Introduction

This assignment involves finding an optimal policy for a given MDP. Specifically, the implementation will focus on iterative techniques such as value iteration, policy iteration, and their respective variants. Additionally, the analysis will extend to the examination of the impact of various components defining an MDP on the optimal policy.

Domain Description

Consider an autonomous car in the grid world environment.

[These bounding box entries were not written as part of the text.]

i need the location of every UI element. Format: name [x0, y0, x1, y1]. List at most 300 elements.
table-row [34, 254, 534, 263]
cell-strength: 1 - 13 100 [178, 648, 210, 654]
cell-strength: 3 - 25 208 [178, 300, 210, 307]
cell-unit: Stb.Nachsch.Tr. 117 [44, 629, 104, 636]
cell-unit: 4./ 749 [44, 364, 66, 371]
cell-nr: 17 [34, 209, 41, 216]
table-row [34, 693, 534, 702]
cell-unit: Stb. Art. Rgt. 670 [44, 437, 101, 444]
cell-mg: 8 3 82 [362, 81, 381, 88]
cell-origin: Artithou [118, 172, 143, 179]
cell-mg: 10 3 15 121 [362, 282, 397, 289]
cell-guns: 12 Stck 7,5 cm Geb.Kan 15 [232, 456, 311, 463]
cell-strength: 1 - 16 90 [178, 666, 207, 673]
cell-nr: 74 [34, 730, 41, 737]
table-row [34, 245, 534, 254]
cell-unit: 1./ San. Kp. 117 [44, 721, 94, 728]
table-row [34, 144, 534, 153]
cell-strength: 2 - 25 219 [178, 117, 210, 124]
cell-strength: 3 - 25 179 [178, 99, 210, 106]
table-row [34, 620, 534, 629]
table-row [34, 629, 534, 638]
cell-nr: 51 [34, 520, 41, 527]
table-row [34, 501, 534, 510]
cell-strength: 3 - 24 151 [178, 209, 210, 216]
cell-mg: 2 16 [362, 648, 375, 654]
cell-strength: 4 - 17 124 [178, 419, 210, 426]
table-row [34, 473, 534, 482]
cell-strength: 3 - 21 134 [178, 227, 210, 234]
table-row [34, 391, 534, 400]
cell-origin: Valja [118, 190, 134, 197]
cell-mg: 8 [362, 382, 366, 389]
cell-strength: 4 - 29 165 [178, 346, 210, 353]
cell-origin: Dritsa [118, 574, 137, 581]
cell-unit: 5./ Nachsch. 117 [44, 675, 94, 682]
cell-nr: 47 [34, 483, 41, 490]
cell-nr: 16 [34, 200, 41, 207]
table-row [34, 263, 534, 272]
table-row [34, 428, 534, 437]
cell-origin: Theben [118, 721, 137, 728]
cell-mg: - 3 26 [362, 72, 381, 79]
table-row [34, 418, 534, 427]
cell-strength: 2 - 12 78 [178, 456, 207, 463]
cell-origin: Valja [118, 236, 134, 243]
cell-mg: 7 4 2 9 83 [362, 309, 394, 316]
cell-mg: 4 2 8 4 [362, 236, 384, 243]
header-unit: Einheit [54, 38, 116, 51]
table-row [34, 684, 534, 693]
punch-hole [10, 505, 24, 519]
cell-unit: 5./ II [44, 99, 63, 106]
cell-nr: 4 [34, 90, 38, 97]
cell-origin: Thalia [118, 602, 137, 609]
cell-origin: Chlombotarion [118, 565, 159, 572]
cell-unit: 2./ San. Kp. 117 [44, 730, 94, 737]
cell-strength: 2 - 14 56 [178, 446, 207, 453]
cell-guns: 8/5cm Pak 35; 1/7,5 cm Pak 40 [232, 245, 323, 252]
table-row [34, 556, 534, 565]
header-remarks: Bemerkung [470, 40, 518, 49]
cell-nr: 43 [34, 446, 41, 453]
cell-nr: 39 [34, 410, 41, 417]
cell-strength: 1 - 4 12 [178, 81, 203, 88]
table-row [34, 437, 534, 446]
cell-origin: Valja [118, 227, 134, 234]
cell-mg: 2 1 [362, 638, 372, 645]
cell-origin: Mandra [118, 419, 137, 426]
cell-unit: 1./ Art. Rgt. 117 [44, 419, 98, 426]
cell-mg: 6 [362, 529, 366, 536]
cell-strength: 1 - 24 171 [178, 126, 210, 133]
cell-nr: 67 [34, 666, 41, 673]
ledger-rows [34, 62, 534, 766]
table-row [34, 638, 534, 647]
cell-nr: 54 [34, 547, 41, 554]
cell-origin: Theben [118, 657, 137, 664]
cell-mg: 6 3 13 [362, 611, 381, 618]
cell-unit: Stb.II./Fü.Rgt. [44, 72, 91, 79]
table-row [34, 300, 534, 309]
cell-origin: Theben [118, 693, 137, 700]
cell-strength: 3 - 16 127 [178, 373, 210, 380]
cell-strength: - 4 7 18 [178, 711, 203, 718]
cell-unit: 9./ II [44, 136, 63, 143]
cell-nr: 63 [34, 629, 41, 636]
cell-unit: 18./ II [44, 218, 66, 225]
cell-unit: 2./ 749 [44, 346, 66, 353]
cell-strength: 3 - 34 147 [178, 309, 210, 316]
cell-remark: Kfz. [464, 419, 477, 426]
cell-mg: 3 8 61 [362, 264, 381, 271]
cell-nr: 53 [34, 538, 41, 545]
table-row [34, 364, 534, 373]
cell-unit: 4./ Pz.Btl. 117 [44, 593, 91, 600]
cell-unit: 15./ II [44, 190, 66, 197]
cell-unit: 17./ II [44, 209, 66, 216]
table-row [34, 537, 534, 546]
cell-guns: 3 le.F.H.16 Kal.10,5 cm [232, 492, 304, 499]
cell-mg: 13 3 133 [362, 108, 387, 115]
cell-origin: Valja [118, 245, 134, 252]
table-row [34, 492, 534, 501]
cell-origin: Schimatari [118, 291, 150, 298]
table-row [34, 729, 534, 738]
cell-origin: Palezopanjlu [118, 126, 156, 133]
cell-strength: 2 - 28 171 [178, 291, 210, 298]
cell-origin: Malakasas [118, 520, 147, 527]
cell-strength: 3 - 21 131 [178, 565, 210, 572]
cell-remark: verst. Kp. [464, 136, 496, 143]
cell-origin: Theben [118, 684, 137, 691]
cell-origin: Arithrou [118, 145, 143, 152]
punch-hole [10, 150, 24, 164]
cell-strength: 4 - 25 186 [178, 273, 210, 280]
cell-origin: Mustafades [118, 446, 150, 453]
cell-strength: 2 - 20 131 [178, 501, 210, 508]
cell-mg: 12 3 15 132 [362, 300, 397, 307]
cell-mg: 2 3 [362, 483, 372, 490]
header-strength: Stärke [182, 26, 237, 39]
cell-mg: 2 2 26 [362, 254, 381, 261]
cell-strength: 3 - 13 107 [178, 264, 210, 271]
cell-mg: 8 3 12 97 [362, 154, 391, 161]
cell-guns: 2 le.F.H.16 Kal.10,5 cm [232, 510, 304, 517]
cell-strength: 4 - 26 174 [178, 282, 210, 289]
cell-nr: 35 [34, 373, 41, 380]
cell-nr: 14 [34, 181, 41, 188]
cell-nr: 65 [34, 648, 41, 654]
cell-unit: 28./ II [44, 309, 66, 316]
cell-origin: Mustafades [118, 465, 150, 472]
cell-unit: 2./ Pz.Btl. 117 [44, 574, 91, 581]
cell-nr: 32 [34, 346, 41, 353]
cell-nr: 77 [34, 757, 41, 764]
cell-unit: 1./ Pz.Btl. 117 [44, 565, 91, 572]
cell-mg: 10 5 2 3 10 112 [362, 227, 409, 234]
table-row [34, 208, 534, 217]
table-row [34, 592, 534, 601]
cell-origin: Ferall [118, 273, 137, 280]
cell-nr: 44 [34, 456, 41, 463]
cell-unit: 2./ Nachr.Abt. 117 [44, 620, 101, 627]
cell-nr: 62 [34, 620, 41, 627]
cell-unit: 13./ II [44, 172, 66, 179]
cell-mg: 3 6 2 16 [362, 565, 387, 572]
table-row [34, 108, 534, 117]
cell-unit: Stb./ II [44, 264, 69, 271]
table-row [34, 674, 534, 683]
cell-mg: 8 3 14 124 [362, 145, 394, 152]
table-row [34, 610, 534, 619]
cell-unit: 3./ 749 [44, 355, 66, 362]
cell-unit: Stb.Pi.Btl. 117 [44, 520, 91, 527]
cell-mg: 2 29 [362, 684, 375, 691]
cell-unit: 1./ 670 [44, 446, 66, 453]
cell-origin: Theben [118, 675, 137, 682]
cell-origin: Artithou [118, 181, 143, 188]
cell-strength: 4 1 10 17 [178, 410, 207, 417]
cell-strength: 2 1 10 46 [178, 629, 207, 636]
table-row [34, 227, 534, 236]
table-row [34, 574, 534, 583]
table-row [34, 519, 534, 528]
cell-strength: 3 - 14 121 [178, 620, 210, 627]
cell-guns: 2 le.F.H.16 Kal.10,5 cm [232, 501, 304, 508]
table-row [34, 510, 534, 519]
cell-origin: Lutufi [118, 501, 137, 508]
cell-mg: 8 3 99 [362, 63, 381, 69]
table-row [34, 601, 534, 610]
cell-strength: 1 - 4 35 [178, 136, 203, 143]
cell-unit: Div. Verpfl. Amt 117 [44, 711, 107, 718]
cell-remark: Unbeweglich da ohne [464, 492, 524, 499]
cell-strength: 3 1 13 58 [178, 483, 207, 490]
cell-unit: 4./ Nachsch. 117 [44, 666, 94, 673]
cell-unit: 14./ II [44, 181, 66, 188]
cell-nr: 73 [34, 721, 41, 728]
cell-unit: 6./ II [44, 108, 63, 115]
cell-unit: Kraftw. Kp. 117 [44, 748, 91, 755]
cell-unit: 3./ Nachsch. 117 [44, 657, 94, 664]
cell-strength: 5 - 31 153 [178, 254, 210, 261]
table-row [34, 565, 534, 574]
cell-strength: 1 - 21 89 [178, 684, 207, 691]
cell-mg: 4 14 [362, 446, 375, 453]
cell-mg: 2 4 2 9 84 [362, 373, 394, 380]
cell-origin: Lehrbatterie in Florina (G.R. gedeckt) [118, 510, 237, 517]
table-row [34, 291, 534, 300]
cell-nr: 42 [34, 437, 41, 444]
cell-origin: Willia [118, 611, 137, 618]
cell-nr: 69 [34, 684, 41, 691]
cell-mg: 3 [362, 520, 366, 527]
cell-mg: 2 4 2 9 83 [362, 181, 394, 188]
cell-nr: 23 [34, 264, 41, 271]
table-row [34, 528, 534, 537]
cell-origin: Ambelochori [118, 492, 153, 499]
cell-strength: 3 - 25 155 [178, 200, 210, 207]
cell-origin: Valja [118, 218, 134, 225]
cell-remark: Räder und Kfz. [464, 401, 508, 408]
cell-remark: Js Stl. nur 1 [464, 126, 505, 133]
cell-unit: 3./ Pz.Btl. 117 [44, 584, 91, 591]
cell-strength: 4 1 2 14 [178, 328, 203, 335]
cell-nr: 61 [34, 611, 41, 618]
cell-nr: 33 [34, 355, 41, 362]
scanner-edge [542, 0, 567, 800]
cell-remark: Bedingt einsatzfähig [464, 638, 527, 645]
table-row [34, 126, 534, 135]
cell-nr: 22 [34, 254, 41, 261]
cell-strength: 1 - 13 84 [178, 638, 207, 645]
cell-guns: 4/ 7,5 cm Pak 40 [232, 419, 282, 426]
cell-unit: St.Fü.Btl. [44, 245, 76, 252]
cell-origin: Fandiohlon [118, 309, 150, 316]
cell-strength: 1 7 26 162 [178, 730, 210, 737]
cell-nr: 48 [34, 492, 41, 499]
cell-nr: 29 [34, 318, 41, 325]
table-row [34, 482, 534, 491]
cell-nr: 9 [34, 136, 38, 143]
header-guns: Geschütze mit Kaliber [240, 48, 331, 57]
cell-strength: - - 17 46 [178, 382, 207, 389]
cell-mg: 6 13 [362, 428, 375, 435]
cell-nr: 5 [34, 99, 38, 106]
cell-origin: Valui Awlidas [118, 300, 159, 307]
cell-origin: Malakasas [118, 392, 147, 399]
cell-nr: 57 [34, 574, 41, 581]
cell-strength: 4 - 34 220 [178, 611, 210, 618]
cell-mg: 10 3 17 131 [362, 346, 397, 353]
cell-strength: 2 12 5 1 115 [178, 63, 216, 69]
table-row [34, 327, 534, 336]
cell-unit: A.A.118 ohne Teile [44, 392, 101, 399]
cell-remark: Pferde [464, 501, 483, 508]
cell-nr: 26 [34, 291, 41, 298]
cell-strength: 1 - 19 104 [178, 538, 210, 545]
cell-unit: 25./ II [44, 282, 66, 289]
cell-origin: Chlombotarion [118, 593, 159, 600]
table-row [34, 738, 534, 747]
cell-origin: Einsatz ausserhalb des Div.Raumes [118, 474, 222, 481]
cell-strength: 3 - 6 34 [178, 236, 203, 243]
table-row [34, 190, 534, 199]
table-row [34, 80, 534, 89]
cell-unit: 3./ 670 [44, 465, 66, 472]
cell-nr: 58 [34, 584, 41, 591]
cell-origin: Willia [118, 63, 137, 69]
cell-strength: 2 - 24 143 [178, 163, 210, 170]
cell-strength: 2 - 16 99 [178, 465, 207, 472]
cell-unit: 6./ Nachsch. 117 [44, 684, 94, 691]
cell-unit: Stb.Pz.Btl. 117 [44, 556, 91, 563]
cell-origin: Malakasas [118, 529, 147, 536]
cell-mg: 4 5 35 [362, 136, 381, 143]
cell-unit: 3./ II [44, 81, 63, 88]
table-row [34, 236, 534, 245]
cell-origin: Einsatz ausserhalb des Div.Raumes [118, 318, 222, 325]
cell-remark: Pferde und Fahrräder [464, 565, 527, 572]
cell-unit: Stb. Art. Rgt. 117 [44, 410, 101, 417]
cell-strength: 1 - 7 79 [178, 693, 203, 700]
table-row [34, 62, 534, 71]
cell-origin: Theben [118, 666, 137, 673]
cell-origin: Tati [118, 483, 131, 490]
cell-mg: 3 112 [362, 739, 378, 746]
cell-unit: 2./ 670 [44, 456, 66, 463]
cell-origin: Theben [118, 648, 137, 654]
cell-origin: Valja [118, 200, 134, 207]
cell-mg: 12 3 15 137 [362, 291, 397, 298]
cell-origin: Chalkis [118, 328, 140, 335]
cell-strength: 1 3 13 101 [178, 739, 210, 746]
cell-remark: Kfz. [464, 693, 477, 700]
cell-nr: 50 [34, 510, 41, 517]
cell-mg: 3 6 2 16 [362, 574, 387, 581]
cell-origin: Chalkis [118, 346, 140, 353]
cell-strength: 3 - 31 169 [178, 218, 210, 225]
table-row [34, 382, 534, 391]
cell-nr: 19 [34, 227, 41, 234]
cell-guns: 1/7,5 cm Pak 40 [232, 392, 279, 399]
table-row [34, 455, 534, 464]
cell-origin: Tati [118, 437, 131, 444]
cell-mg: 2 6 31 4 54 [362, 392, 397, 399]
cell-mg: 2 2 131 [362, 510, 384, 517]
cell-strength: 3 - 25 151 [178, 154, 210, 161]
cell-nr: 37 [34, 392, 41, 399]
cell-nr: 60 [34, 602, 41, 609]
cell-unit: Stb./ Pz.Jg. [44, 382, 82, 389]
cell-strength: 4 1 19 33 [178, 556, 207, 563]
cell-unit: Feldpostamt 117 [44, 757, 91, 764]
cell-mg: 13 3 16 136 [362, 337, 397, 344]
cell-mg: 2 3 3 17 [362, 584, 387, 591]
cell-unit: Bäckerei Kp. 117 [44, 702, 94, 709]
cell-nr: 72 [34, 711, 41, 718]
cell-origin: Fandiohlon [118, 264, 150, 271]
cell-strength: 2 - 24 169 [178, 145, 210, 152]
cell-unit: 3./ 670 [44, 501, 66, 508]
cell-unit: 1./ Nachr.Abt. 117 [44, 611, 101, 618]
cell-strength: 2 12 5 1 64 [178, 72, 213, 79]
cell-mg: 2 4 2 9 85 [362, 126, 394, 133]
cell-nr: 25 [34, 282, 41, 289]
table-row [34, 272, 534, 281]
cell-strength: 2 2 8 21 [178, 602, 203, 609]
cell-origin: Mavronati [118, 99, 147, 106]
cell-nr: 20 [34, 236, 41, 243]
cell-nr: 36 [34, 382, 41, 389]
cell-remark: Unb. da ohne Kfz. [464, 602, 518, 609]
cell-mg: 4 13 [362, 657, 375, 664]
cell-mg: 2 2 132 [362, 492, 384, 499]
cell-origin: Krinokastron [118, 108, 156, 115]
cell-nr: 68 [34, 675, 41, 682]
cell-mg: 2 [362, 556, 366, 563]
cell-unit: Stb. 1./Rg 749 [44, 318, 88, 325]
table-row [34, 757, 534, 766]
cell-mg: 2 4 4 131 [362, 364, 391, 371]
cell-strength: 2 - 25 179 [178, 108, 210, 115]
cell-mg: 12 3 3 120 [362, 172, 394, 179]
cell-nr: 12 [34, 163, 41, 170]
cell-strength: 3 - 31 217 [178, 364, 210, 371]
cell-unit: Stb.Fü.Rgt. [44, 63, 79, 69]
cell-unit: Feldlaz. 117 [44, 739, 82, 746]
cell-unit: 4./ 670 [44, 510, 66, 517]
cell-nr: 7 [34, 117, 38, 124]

This car comes with a hybrid engine, allowing it to run on petrol or electricity. It is capable of moving in four directions: top, down, right, and left. Due to construction work, holes have been dug up in the streets of the grid world. Therefore, the autonomous car needs to find an optimal policy (the action it needs to take in every grid cell) to avoid falling into the holes and drive safely to its destination.

Environment

The environment is represented as a 2D grid world with discrete grid cells. Specific cells are designated as 'H,' indicating the presence of a hole. The garage is denoted by 'S,' where the vehicle is initially parked, and the destination is marked as 'G.' Cells that are neither holes nor the goal are labelled as 'F,' indicating free cells.

Transition Model

$$ right (x,y) = (x+1, y)\\ left (x,y) = (x-1, y)\\ top (x,y) = (x, y+1)\\ down (x,y) = (x, y-1) $$

Reward Model

$$ R(s, a, s^\prime) = \begin{cases} \mathtt{living\_reward}, \quad \text{if } s^\prime = \text{F} \\ \mathtt{hole\_reward}, \quad \text{if } s^\prime = \text{H} \\ \mathtt{goal\_reward}, \quad \text{if } s^\prime = \text{G} \\ \end{cases} $$

Your Implementation

Part A: Solving for optimal policy

Your task is to use iterative methods to solve the given MDP and find the optimal policy $\pi^*$. Your implementation should be general enough to be able to work for any given grid. You are provided with two maps: small_map and large_map to test your implementation. Assume the following default values for the parameters of the transition and reward model in your implementation.